A woman wearing a face mask uses her cellphone as she walks outside Beijing Railway Station as the country is hit by an outbreak of the new coronavirus on Jan. 30.   © Reuters

TOKYO/HONG KONG -- The deadly new coronavirus from Wuhan was spreading from person to person as early as mid-December, weeks before China officially confirmed such transmission, government-funded Chinese researchers report in a top American medical journal.

The paper in the New England Journal of Medicine analyzes data on the first 425 confirmed cases in the central Chinese city of Wuhan, where the outbreak originated.

"On the basis of this information, there is evidence that human-to-human transmission has occurred among close contacts since the middle of December 2019," it reads. The paper notes that seven health care workers contracted the virus between Jan. 1 and Jan. 11 -- significant evidence of human-to-human transmission.

The findings sharply contrast with the accounts of Wuhan health authorities who had maintained until mid-January that there was "no clear evidence" that the virus could be passed among humans. Officials also claimed Jan. 11 that no health care workers had been infected.

Public acknowledgment only came Jan. 20 via an interview with an expert commissioned by the National Health Commission on state broadcaster CCTV.

The paper also found that only 55% of the 47 infected patients before Jan. 1 were linked to the seafood and live-animal market thought to be ground zero. This means that other patients either got infected elsewhere or from other people.

The new findings have sparked a massive backlash on Chinese social media, with users questioning why the information did not come out earlier.

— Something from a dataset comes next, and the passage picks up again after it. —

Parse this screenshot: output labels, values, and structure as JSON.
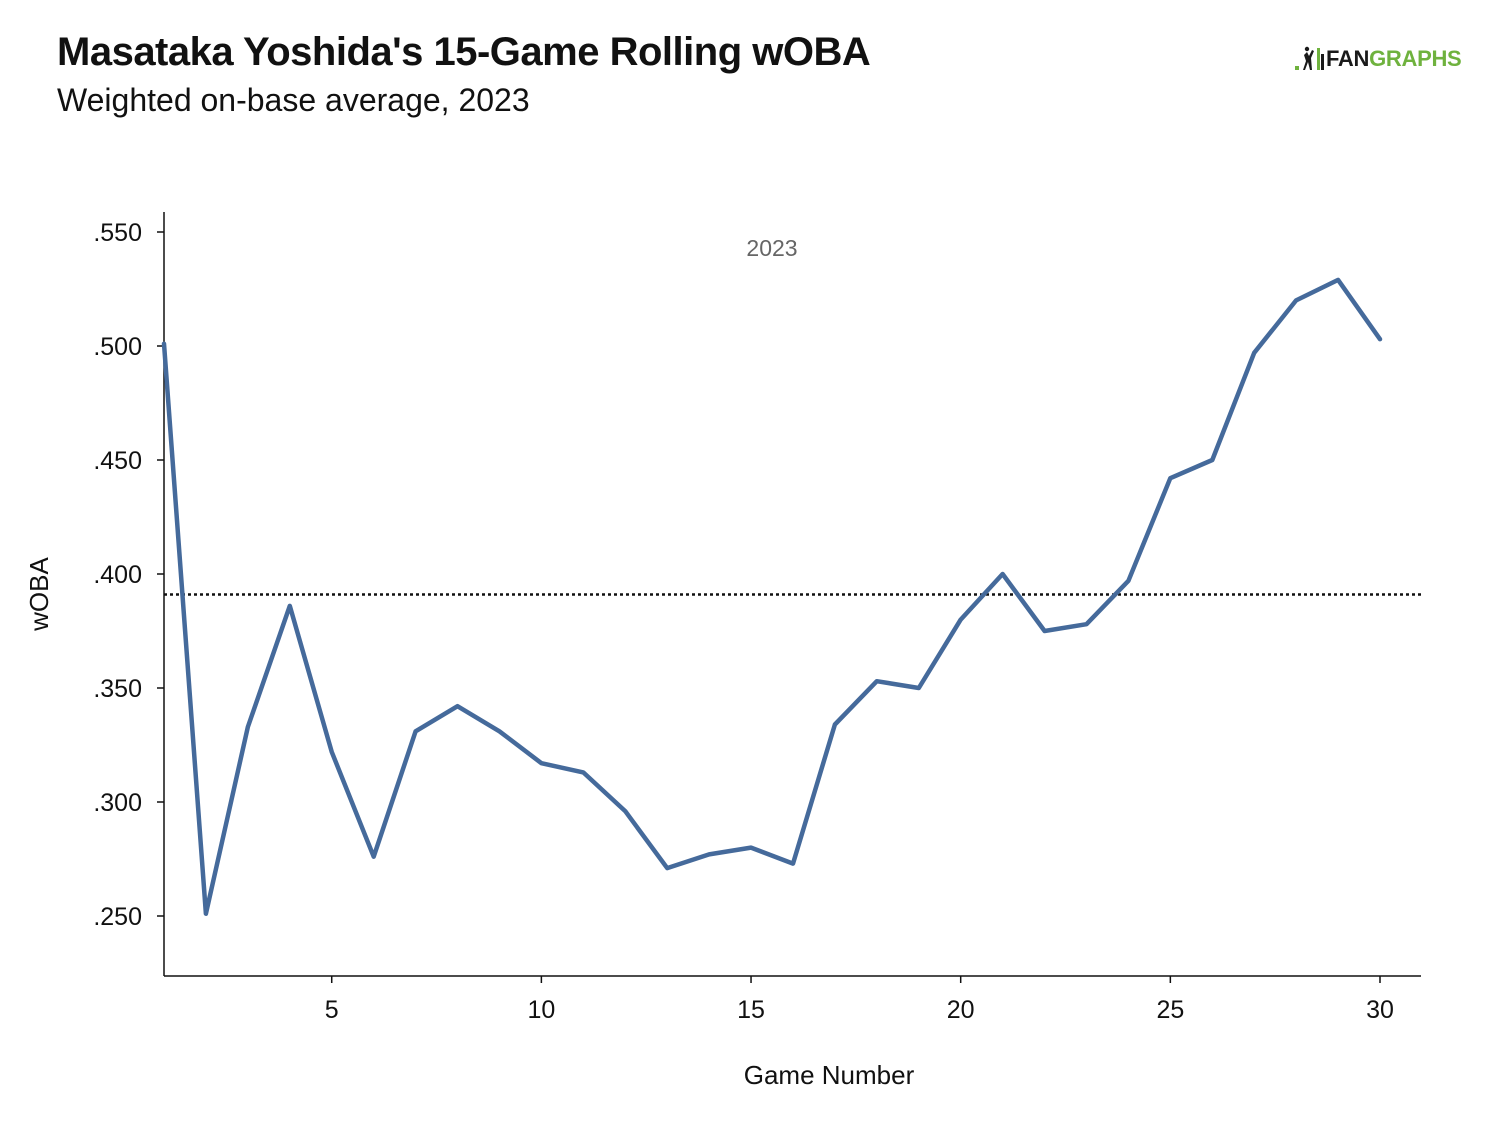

Many of the paper's authors work for the Chinese Center for Disease Control and Prevention and local counterparts, and many were among the first batch of medical experts to have entered Wuhan for on-the-ground investigations. They developed "a tailored surveillance protocol to identify potential cases" on Jan. 3.

"They all knew," a user on the Weibo microblogging platform said. "They just didn't say, but lied to us."

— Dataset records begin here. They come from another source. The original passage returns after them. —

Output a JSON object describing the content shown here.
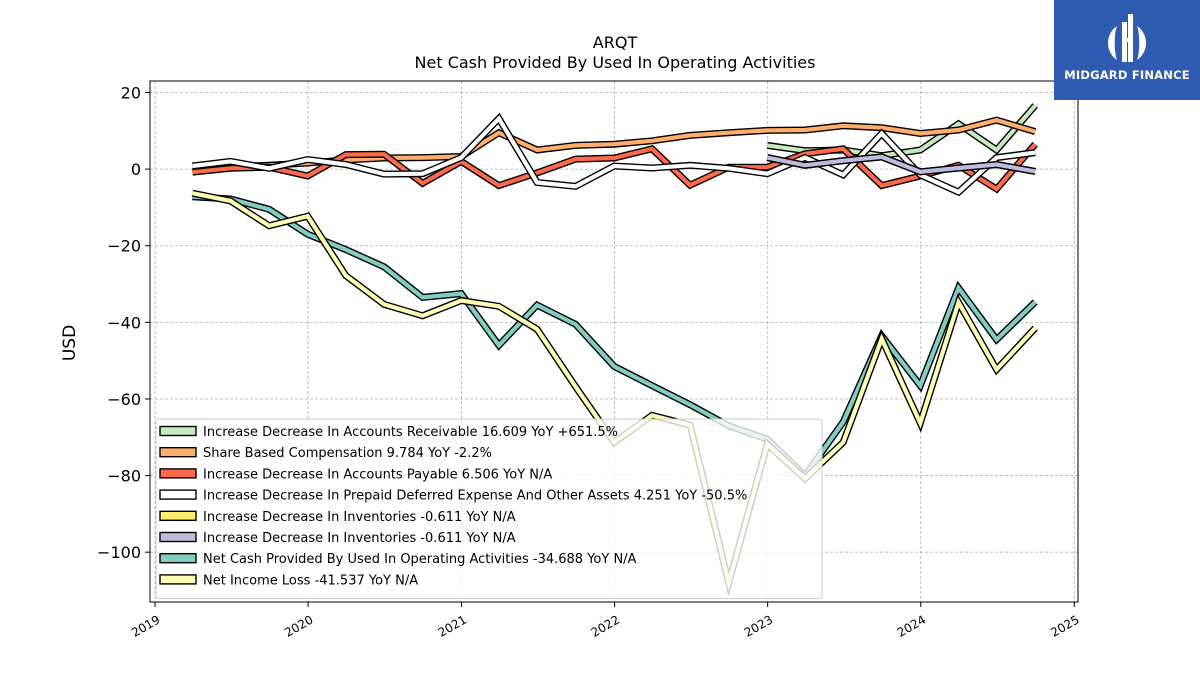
{
  "brand": {
    "name": "MIDGARD FINANCE"
  },
  "chart_data": {
    "type": "line",
    "title": "ARQT",
    "subtitle": "Net Cash Provided By Used In Operating Activities",
    "ylabel": "USD",
    "xlabel": "",
    "xlim": [
      "2018-12-20",
      "2025-01-10"
    ],
    "ylim": [
      -113,
      23
    ],
    "yticks": [
      20,
      0,
      -20,
      -40,
      -60,
      -80,
      -100
    ],
    "ytick_labels": [
      "20",
      "0",
      "−20",
      "−40",
      "−60",
      "−80",
      "−100"
    ],
    "xticks": [
      "2019-01-01",
      "2020-01-01",
      "2021-01-01",
      "2022-01-01",
      "2023-01-01",
      "2024-01-01",
      "2025-01-01"
    ],
    "xtick_labels": [
      "2019",
      "2020",
      "2021",
      "2022",
      "2023",
      "2024",
      "2025"
    ],
    "grid": true,
    "legend_position": "lower-left",
    "series": [
      {
        "name": "Increase Decrease In Accounts Receivable",
        "legend_label": "Increase Decrease In Accounts Receivable  16.609 YoY +651.5%",
        "color": "#c7e9c0",
        "x": [
          "2022-12-31",
          "2023-03-31",
          "2023-06-30",
          "2023-09-30",
          "2023-12-31",
          "2024-03-31",
          "2024-06-30",
          "2024-09-30"
        ],
        "y": [
          6.2,
          4.8,
          5.0,
          3.5,
          5.0,
          11.8,
          5.0,
          16.6
        ]
      },
      {
        "name": "Share Based Compensation",
        "legend_label": "Share Based Compensation  9.784 YoY -2.2%",
        "color": "#fdae6b",
        "x": [
          "2019-03-31",
          "2019-06-30",
          "2019-09-30",
          "2019-12-31",
          "2020-03-31",
          "2020-06-30",
          "2020-09-30",
          "2020-12-31",
          "2021-03-31",
          "2021-06-30",
          "2021-09-30",
          "2021-12-31",
          "2022-03-31",
          "2022-06-30",
          "2022-09-30",
          "2022-12-31",
          "2023-03-31",
          "2023-06-30",
          "2023-09-30",
          "2023-12-31",
          "2024-03-31",
          "2024-06-30",
          "2024-09-30"
        ],
        "y": [
          0.3,
          0.6,
          1.0,
          1.6,
          2.4,
          2.9,
          3.0,
          3.3,
          9.5,
          5.0,
          6.2,
          6.5,
          7.4,
          8.8,
          9.5,
          10.1,
          10.2,
          11.3,
          10.8,
          9.3,
          10.2,
          12.8,
          9.8
        ]
      },
      {
        "name": "Increase Decrease In Accounts Payable",
        "legend_label": "Increase Decrease In Accounts Payable  6.506 YoY N/A",
        "color": "#fb6a4a",
        "x": [
          "2019-03-31",
          "2019-06-30",
          "2019-09-30",
          "2019-12-31",
          "2020-03-31",
          "2020-06-30",
          "2020-09-30",
          "2020-12-31",
          "2021-03-31",
          "2021-06-30",
          "2021-09-30",
          "2021-12-31",
          "2022-03-31",
          "2022-06-30",
          "2022-09-30",
          "2022-12-31",
          "2023-03-31",
          "2023-06-30",
          "2023-09-30",
          "2023-12-31",
          "2024-03-31",
          "2024-06-30",
          "2024-09-30"
        ],
        "y": [
          -0.8,
          0.2,
          0.5,
          -1.8,
          3.8,
          3.9,
          -3.7,
          2.0,
          -4.3,
          -1.0,
          2.6,
          2.9,
          5.3,
          -4.2,
          0.5,
          0.5,
          4.0,
          5.3,
          -4.3,
          -1.8,
          1.0,
          -5.2,
          6.5
        ]
      },
      {
        "name": "Increase Decrease In Prepaid Deferred Expense And Other Assets",
        "legend_label": "Increase Decrease In Prepaid Deferred Expense And Other Assets  4.251 YoY -50.5%",
        "color": "#ffffff",
        "x": [
          "2019-03-31",
          "2019-06-30",
          "2019-09-30",
          "2019-12-31",
          "2020-03-31",
          "2020-06-30",
          "2020-09-30",
          "2020-12-31",
          "2021-03-31",
          "2021-06-30",
          "2021-09-30",
          "2021-12-31",
          "2022-03-31",
          "2022-06-30",
          "2022-09-30",
          "2022-12-31",
          "2023-03-31",
          "2023-06-30",
          "2023-09-30",
          "2023-12-31",
          "2024-03-31",
          "2024-06-30",
          "2024-09-30"
        ],
        "y": [
          0.8,
          2.0,
          0.2,
          2.5,
          1.2,
          -1.3,
          -1.2,
          3.0,
          13.2,
          -3.5,
          -4.5,
          0.8,
          0.3,
          1.0,
          0.2,
          -1.2,
          3.0,
          -1.5,
          9.3,
          -1.5,
          -6.0,
          3.0,
          4.3
        ]
      },
      {
        "name": "Increase Decrease In Inventories",
        "legend_label": "Increase Decrease In Inventories  -0.611 YoY N/A",
        "color": "#ffed6f",
        "x": [
          "2022-12-31",
          "2023-03-31",
          "2023-06-30",
          "2023-09-30",
          "2023-12-31",
          "2024-03-31",
          "2024-06-30",
          "2024-09-30"
        ],
        "y": [
          3.0,
          1.0,
          2.2,
          3.2,
          -0.7,
          0.3,
          1.2,
          -0.6
        ]
      },
      {
        "name": "Increase Decrease In Inventories",
        "legend_label": "Increase Decrease In Inventories  -0.611 YoY N/A",
        "color": "#bcbddc",
        "x": [
          "2022-12-31",
          "2023-03-31",
          "2023-06-30",
          "2023-09-30",
          "2023-12-31",
          "2024-03-31",
          "2024-06-30",
          "2024-09-30"
        ],
        "y": [
          3.0,
          1.0,
          2.2,
          3.2,
          -0.7,
          0.3,
          1.2,
          -0.6
        ]
      },
      {
        "name": "Net Cash Provided By Used In Operating Activities",
        "legend_label": "Net Cash Provided By Used In Operating Activities  -34.688 YoY N/A",
        "color": "#80cdc1",
        "x": [
          "2019-03-31",
          "2019-06-30",
          "2019-09-30",
          "2019-12-31",
          "2020-03-31",
          "2020-06-30",
          "2020-09-30",
          "2020-12-31",
          "2021-03-31",
          "2021-06-30",
          "2021-09-30",
          "2021-12-31",
          "2022-03-31",
          "2022-06-30",
          "2022-09-30",
          "2022-12-31",
          "2023-03-31",
          "2023-06-30",
          "2023-09-30",
          "2023-12-31",
          "2024-03-31",
          "2024-06-30",
          "2024-09-30"
        ],
        "y": [
          -7.2,
          -7.8,
          -10.5,
          -17.0,
          -21.0,
          -25.5,
          -33.5,
          -32.5,
          -46.0,
          -35.5,
          -40.5,
          -51.5,
          -56.5,
          -61.5,
          -67.0,
          -70.5,
          -80.0,
          -66.0,
          -43.5,
          -56.5,
          -31.0,
          -44.5,
          -34.7
        ]
      },
      {
        "name": "Net Income Loss",
        "legend_label": "Net Income Loss  -41.537 YoY N/A",
        "color": "#ffffb3",
        "x": [
          "2019-03-31",
          "2019-06-30",
          "2019-09-30",
          "2019-12-31",
          "2020-03-31",
          "2020-06-30",
          "2020-09-30",
          "2020-12-31",
          "2021-03-31",
          "2021-06-30",
          "2021-09-30",
          "2021-12-31",
          "2022-03-31",
          "2022-06-30",
          "2022-09-30",
          "2022-12-31",
          "2023-03-31",
          "2023-06-30",
          "2023-09-30",
          "2023-12-31",
          "2024-03-31",
          "2024-06-30",
          "2024-09-30"
        ],
        "y": [
          -6.3,
          -8.3,
          -14.8,
          -12.3,
          -27.8,
          -35.3,
          -38.3,
          -34.3,
          -35.8,
          -41.8,
          -56.8,
          -71.3,
          -64.3,
          -66.8,
          -108.0,
          -71.8,
          -80.8,
          -71.3,
          -44.3,
          -66.3,
          -34.8,
          -52.3,
          -41.5
        ]
      }
    ]
  }
}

"If only they could have told people earlier, we could have taken better preventive measures, and the virus would not have spread this fast," another wrote.

In a country where academic performance is often linked to promotions, many social media users have also raised doubts as to whether the authors prioritized their own careers over the urgency of controlling the epidemic.

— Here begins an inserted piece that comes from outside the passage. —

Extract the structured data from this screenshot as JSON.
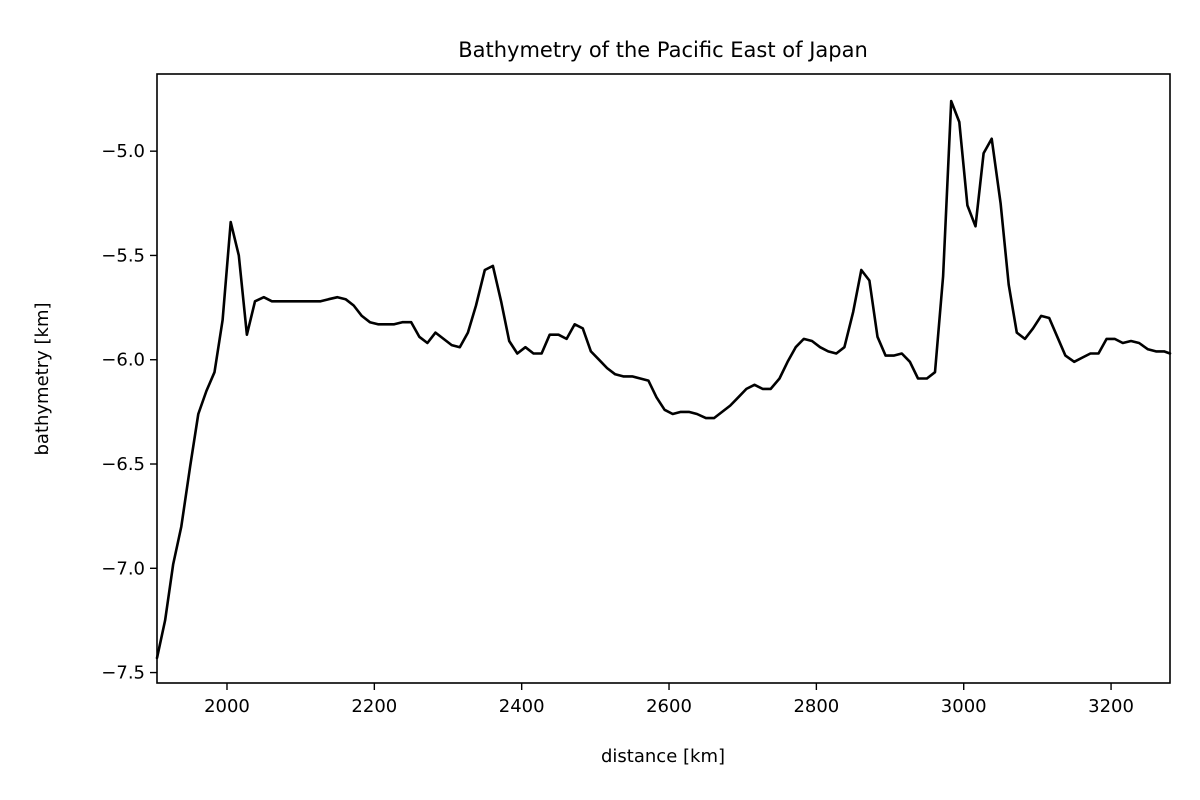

"I'm demanding an explanation from the paper's authors," wrote one Weibo user. "You clearly knew about people-to-people transmission three weeks earlier than the public, but did you do what you were supposed to do?"

The Ministry of Science and Technology issued a statement on Thursday urging researchers in the country to "not devote their efforts to writing essays before completing the task of combating the novel coronavirus."

Some social media users in China pointed to another possibility.

"Perhaps the researchers did not have a way to share their findings, and publishing it in a scientific journal was their last resort to warn the public," one WeChat user wrote on a group discussion.

In December, eight people were detained for "spreading false rumors" as they discussed the spread of a then-unknown coronavirus on the internet. The eight people were later identified as doctors working in Wuhan, which sparked a public outcry over government censorship.

As the postings about the issue increased, the Chinese Center for Disease Control issued a statement on Friday, claiming the details of the 425 cases analyzed in the study were already made public before the paper was published.

It said it learned about the infection of health care workers only after the National Health Commission expert revealed it on Jan. 20, and researchers conducted a "retrospective analysis" to draw the conclusion that human-to-human transmission was happening in December.

The public anger emerged as Beijing was trying to restore public trust. A health care official in Huanggang, a city near Wuhan, was fired on Thursday shortly after she failed to answer questions pertaining to the number of confirmed cases. In recent weeks, at least two government officials from Tianjin and Hebei Province have been removed from their posts due to dereliction of duty.

Health authorities in China on Friday said the death toll relating to the coronavirus has risen to 213.